During last month’s confirmation hearing, Councilor Eileen Duff brought up Cloutier’s political giving. She said records show that Cloutier donated $1,000 to the Democratic Congressional Campaign Committee and $100 to the conservative anti-abortion group National Right to Life, a contradiction that Duff said was “kind of fascinating to me.”
“I have friends that I’ve supported. I’ve had issues that I’ve supported,” Cloutier responded. “I’ve tried to, basically, be true to my conscience and also be a true friend to people.”
Duff pressed Cloutier to affirm that she would be impartial on the bench and uphold women’s “autonomy” over their bodies. Cloutier said she would be “bound by the law, and I intend to follow the law, and I will,” but “it would be contrary to judicial temperament” to predict how she would rule in any case.
“It’s hard for me to imagine under what scenario that particular question would come before a Superior Court judge,” Cloutier said. “I’ve not seen that. I’m not privy to that. I can only tell you that I would judge every matter before me in accordance with the law, and uphold the law.”
Duff said she agreed that abortion access was unlikely to come up in Superior Court.
“But then again, it could,” Duff said, “and I don’t know any circumstance where we would have a sitting president who would try to overthrow the government, but guess what? It apparently happens.”
Federal Election Commission records show Cloutier donated $100 to the anti-abortion Susan B. Anthony List Candidate Fund in 2010, and $500 each to Democrat Elizabeth Warren and Republican Scott Brown in 2012, at a time when they were running against each other for U.S. Senate. She has also given to U.S. Sen. Ed Markey, D-Mass., and Baker, a Republican, among other candidates from both major parties.

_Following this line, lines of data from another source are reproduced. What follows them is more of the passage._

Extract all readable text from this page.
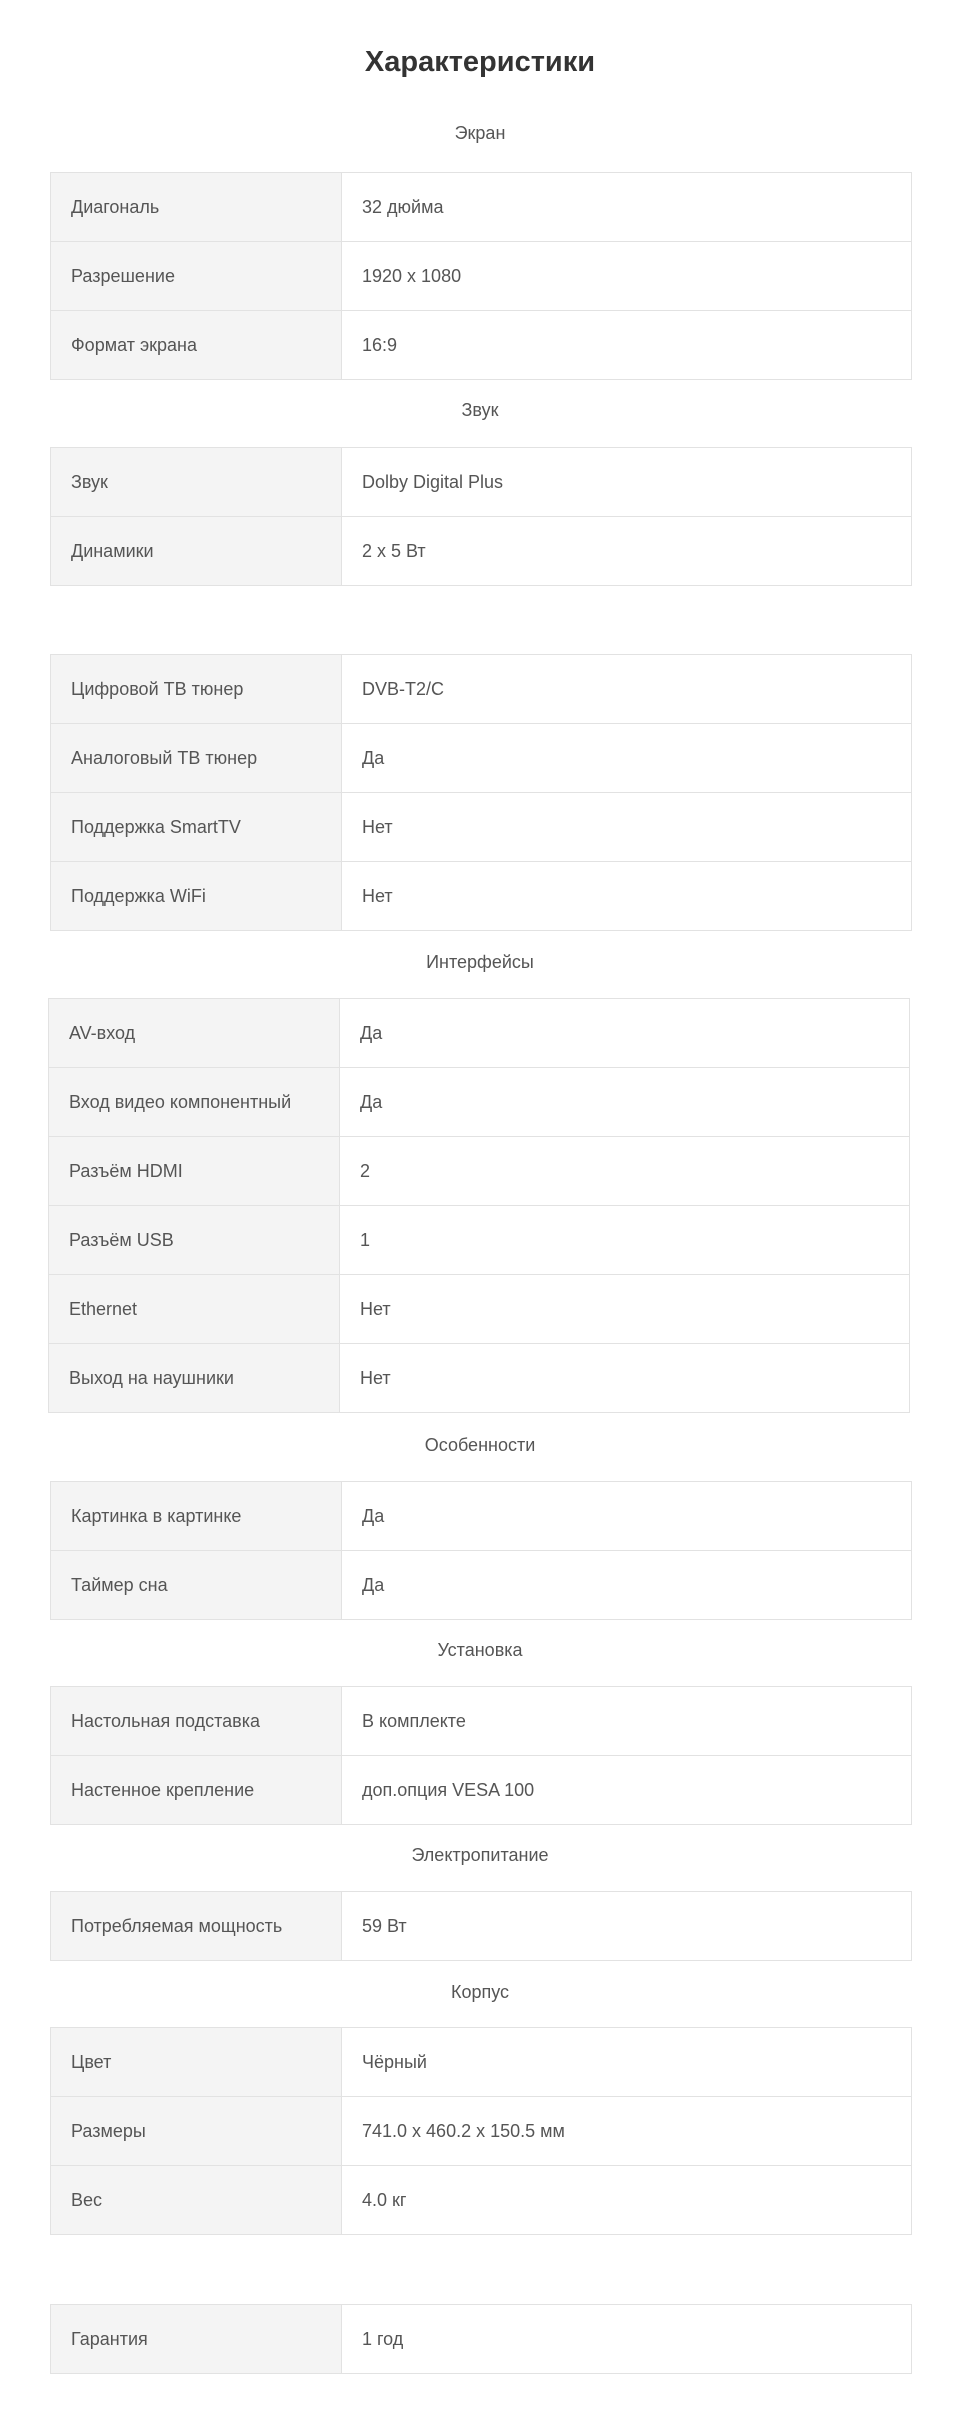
Характеристики
Экран
Диагональ	32 дюйма
Разрешение	1920 x 1080
Формат экрана	16:9
Звук
Звук	Dolby Digital Plus
Динамики	2 x 5 Вт
Цифровой ТВ тюнер	DVB-T2/C
Аналоговый ТВ тюнер	Да
Поддержка SmartTV	Нет
Поддержка WiFi	Нет
Интерфейсы
AV-вход	Да
Вход видео компонентный	Да
Разъём HDMI	2
Разъём USB	1
Ethernet	Нет
Выход на наушники	Нет
Особенности
Картинка в картинке	Да
Таймер сна	Да
Установка
Настольная подставка	В комплекте
Настенное крепление	доп.опция VESA 100
Электропитание
Потребляемая мощность	59 Вт
Корпус
Цвет	Чёрный
Размеры	741.0 x 460.2 x 150.5 мм
Вес	4.0 кг
Гарантия	1 год
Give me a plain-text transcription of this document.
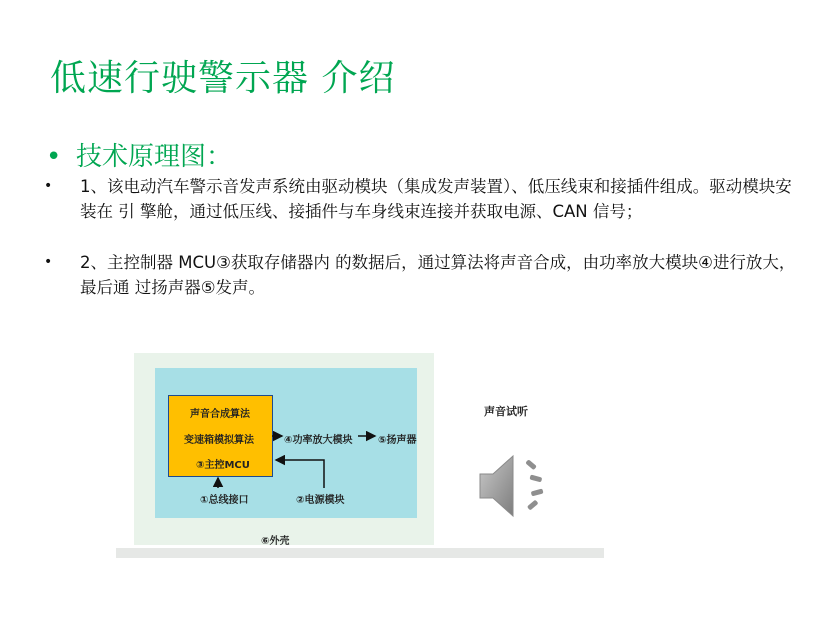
低速行驶警示器 介绍
• 技术原理图：
• 1、该电动汽车警示音发声系统由驱动模块（集成发声装置）、低压线束和接插件组成。驱动模块安装在 引 擎舱，通过低压线、接插件与车身线束连接并获取电源、CAN 信号；
• 2、主控制器 MCU③获取存储器内 的数据后，通过算法将声音合成，由功率放大模块④进行放大，最后通 过扬声器⑤发声。
声音合成算法
变速箱模拟算法
③主控MCU
④功率放大模块	⑤扬声器
①总线接口	②电源模块
⑥外壳
声音试听
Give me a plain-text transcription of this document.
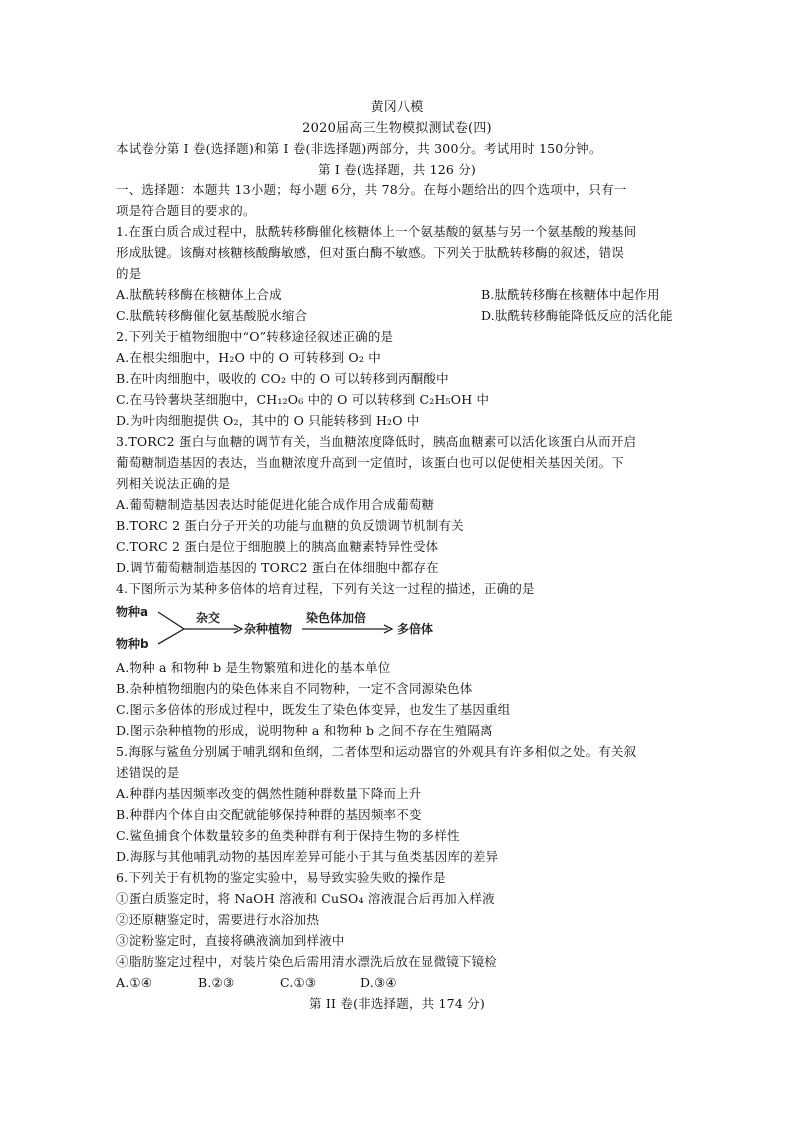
黄冈八模
2020届高三生物模拟测试卷(四)
本试卷分第 I 卷(选择题)和第 I 卷(非选择题)两部分，共 300分。考试用时 150分钟。
第 I 卷(选择题，共 126 分)
一、选择题：本题共 13小题；每小题 6分，共 78分。在每小题给出的四个选项中，只有一
项是符合题目的要求的。
1.在蛋白质合成过程中，肽酰转移酶催化核糖体上一个氨基酸的氨基与另一个氨基酸的羧基间
形成肽键。该酶对核糖核酸酶敏感，但对蛋白酶不敏感。下列关于肽酰转移酶的叙述，错误
的是
A.肽酰转移酶在核糖体上合成	B.肽酰转移酶在核糖体中起作用
C.肽酰转移酶催化氨基酸脱水缩合	D.肽酰转移酶能降低反应的活化能
2.下列关于植物细胞中“O”转移途径叙述正确的是
A.在根尖细胞中，H₂O 中的 O 可转移到 O₂ 中
B.在叶肉细胞中，吸收的 CO₂ 中的 O 可以转移到丙酮酸中
C.在马铃薯块茎细胞中，CH₁₂O₆ 中的 O 可以转移到 C₂H₅OH 中
D.为叶肉细胞提供 O₂，其中的 O 只能转移到 H₂O 中
3.TORC2 蛋白与血糖的调节有关，当血糖浓度降低时，胰高血糖素可以活化该蛋白从而开启
葡萄糖制造基因的表达，当血糖浓度升高到一定值时，该蛋白也可以促使相关基因关闭。下
列相关说法正确的是
A.葡萄糖制造基因表达时能促进化能合成作用合成葡萄糖
B.TORC 2 蛋白分子开关的功能与血糖的负反馈调节机制有关
C.TORC 2 蛋白是位于细胞膜上的胰高血糖素特异性受体
D.调节葡萄糖制造基因的 TORC2 蛋白在体细胞中都存在
4.下图所示为某种多倍体的培育过程，下列有关这一过程的描述，正确的是
物种a
物种b
杂交
杂种植物
染色体加倍
多倍体
A.物种 a 和物种 b 是生物繁殖和进化的基本单位
B.杂种植物细胞内的染色体来自不同物种，一定不含同源染色体
C.图示多倍体的形成过程中，既发生了染色体变异，也发生了基因重组
D.图示杂种植物的形成，说明物种 a 和物种 b 之间不存在生殖隔离
5.海豚与鲨鱼分别属于哺乳纲和鱼纲，二者体型和运动器官的外观具有许多相似之处。有关叙
述错误的是
A.种群内基因频率改变的偶然性随种群数量下降而上升
B.种群内个体自由交配就能够保持种群的基因频率不变
C.鲨鱼捕食个体数量较多的鱼类种群有利于保持生物的多样性
D.海豚与其他哺乳动物的基因库差异可能小于其与鱼类基因库的差异
6.下列关于有机物的鉴定实验中，易导致实验失败的操作是
①蛋白质鉴定时，将 NaOH 溶液和 CuSO₄ 溶液混合后再加入样液
②还原糖鉴定时，需要进行水浴加热
③淀粉鉴定时，直接将碘液滴加到样液中
④脂肪鉴定过程中，对装片染色后需用清水漂洗后放在显微镜下镜检
A.①④	B.②③	C.①③	D.③④
第 II 卷(非选择题，共 174 分)
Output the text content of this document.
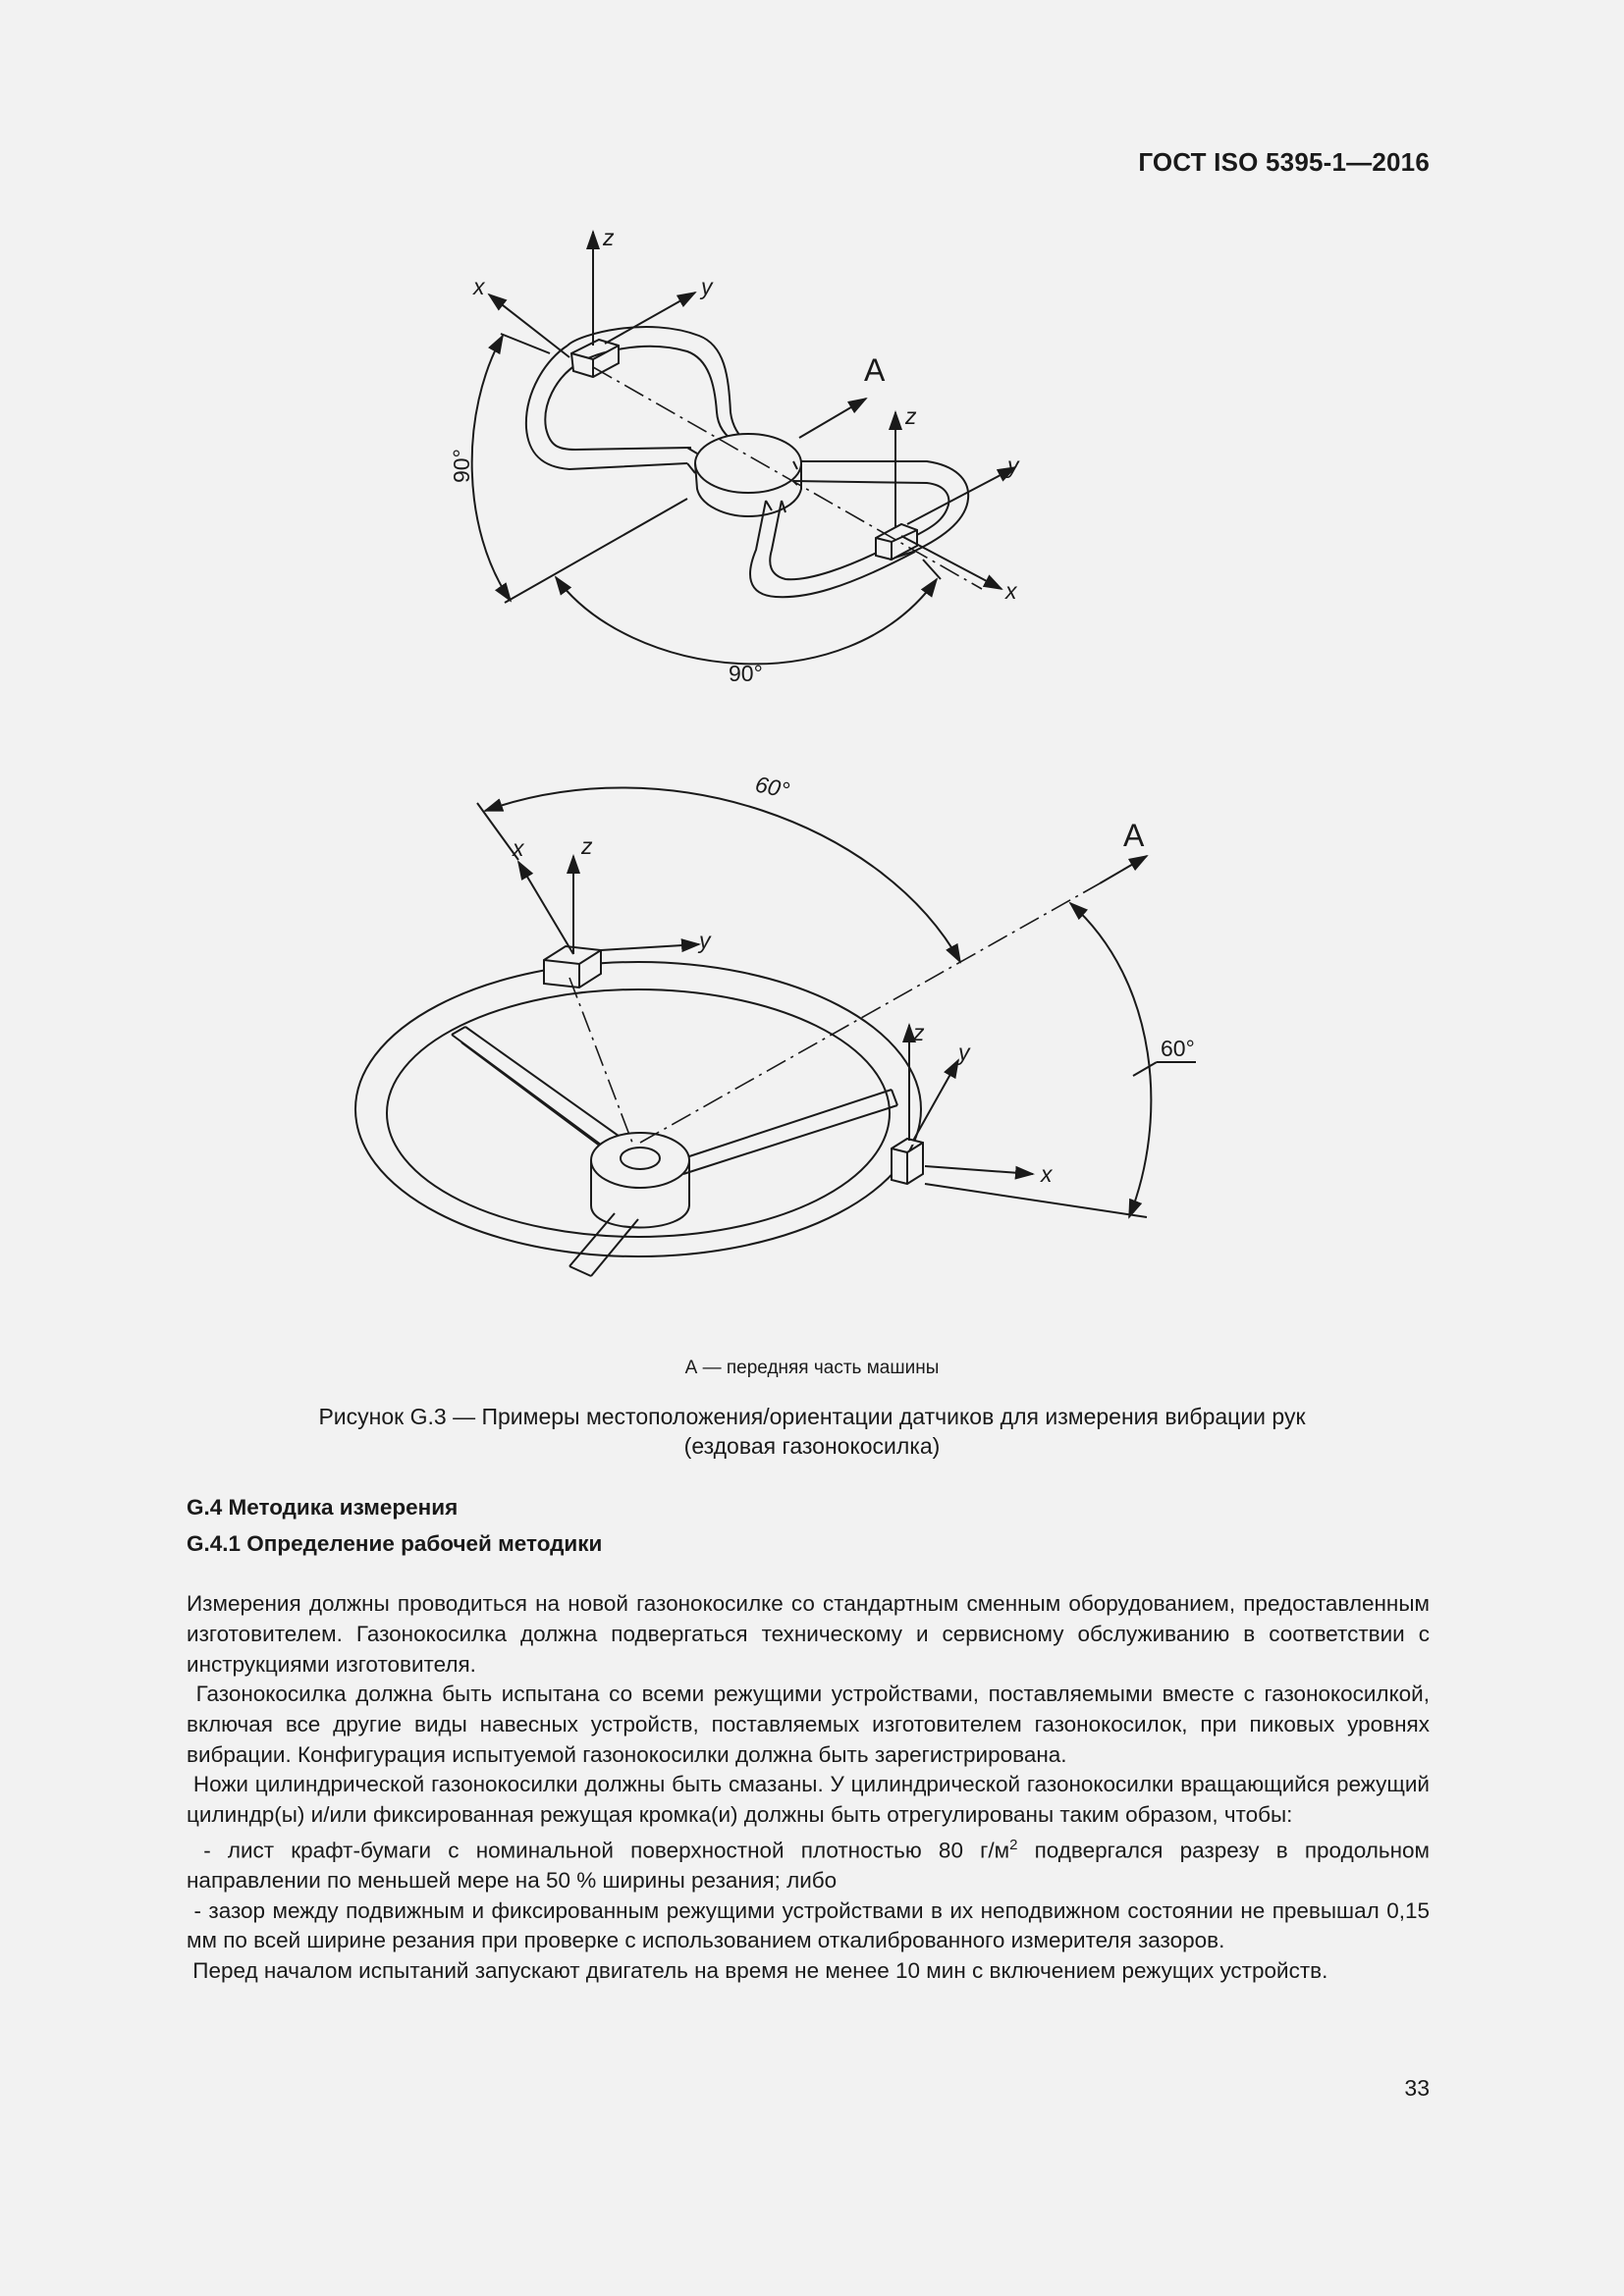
ГОСТ ISO 5395-1—2016
z
x	y
A
z
y
x
90°
90°
60°
A
x	z
y
z
y	60°
x
А — передняя часть машины
Рисунок G.3 — Примеры местоположения/ориентации датчиков для измерения вибрации рук
(ездовая газонокосилка)
G.4 Методика измерения
G.4.1 Определение рабочей методики
Измерения должны проводиться на новой газонокосилке со стандартным сменным оборудованием, предоставленным изготовителем. Газонокосилка должна подвергаться техническому и сервисному обслуживанию в соответствии с инструкциями изготовителя.
Газонокосилка должна быть испытана со всеми режущими устройствами, поставляемыми вместе с газонокосилкой, включая все другие виды навесных устройств, поставляемых изготовителем газонокосилок, при пиковых уровнях вибрации. Конфигурация испытуемой газонокосилки должна быть зарегистрирована.
Ножи цилиндрической газонокосилки должны быть смазаны. У цилиндрической газонокосилки вращающийся режущий цилиндр(ы) и/или фиксированная режущая кромка(и) должны быть отрегулированы таким образом, чтобы:
- лист крафт-бумаги с номинальной поверхностной плотностью 80 $г/м^2$ подвергался разрезу в продольном направлении по меньшей мере на 50 % ширины резания; либо
- зазор между подвижным и фиксированным режущими устройствами в их неподвижном состоянии не превышал 0,15 мм по всей ширине резания при проверке с использованием откалиброванного измерителя зазоров.
Перед началом испытаний запускают двигатель на время не менее 10 мин с включением режущих устройств.
33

Keches Law Group founding partner George Keches testified on Cloutier’s behalf, praising her legal acumen while calling her “a tireless worker on behalf of her religion” who routinely donates her bonus checks to charity.
Cloutier, a Fall River native, holds degrees from Yale University and Suffolk University Law School. She started her legal career as a law clerk for the Superior Court in 1995.
The Gazette reached out to Morneau’s Democratic opponents in the Governor’s Council race — Shawn Allyn, Michael Fenton and Tara Jacobs — and Republican candidate John Comerford to seek their comments. Allyn did not respond by press time.
Jacobs, a member of the North Adams School Committee, said she is “fully outraged” and the council’s decision is “just baffling to me.”
Abortion access “absolutely will end up in our courts, challenged sooner or later in an attempt to undermine our own reproductive rights and laws,” Jacobs said, and the “viewpoints, attitudes and biases” of nominees are fair game for councilors to consider.
“It is absolutely her right to have these sentiments,” Jacobs said. “That doesn’t mean she’s a good candidate to serve us on the bench.”
Fenton said he would prefer to see judicial nominees who share his beliefs about privacy, equality and personal decision-making around health, but “not all nominees will have such matters under their jurisdiction.”
“Superior Court is not a forum that decides matters pertaining to reproductive rights,” but he said he would vote only for nominees to the Supreme Judicial Court “who are pro-choice” because that court could hear such cases.
The Democratic primary election is set for Sept. 6 with early voting from Aug. 27 to Sept. 2. The registration deadline to participate in the primary is Aug. 27, while the vote-by-mail application deadline is Aug. 29.
Comerford, who is running in the Nov. 8 general election, said he is “opposed to abortion.”
“Had I been a member of the Governor’s Council when the nomination was presented, I would explore her judicial temperament,” Comerford said by email. “Questions concerning an applicant’s views on abortion are, in my opinion, inappropriate and I would object strenuously should another councilor broach the subject during nomination proceedings.”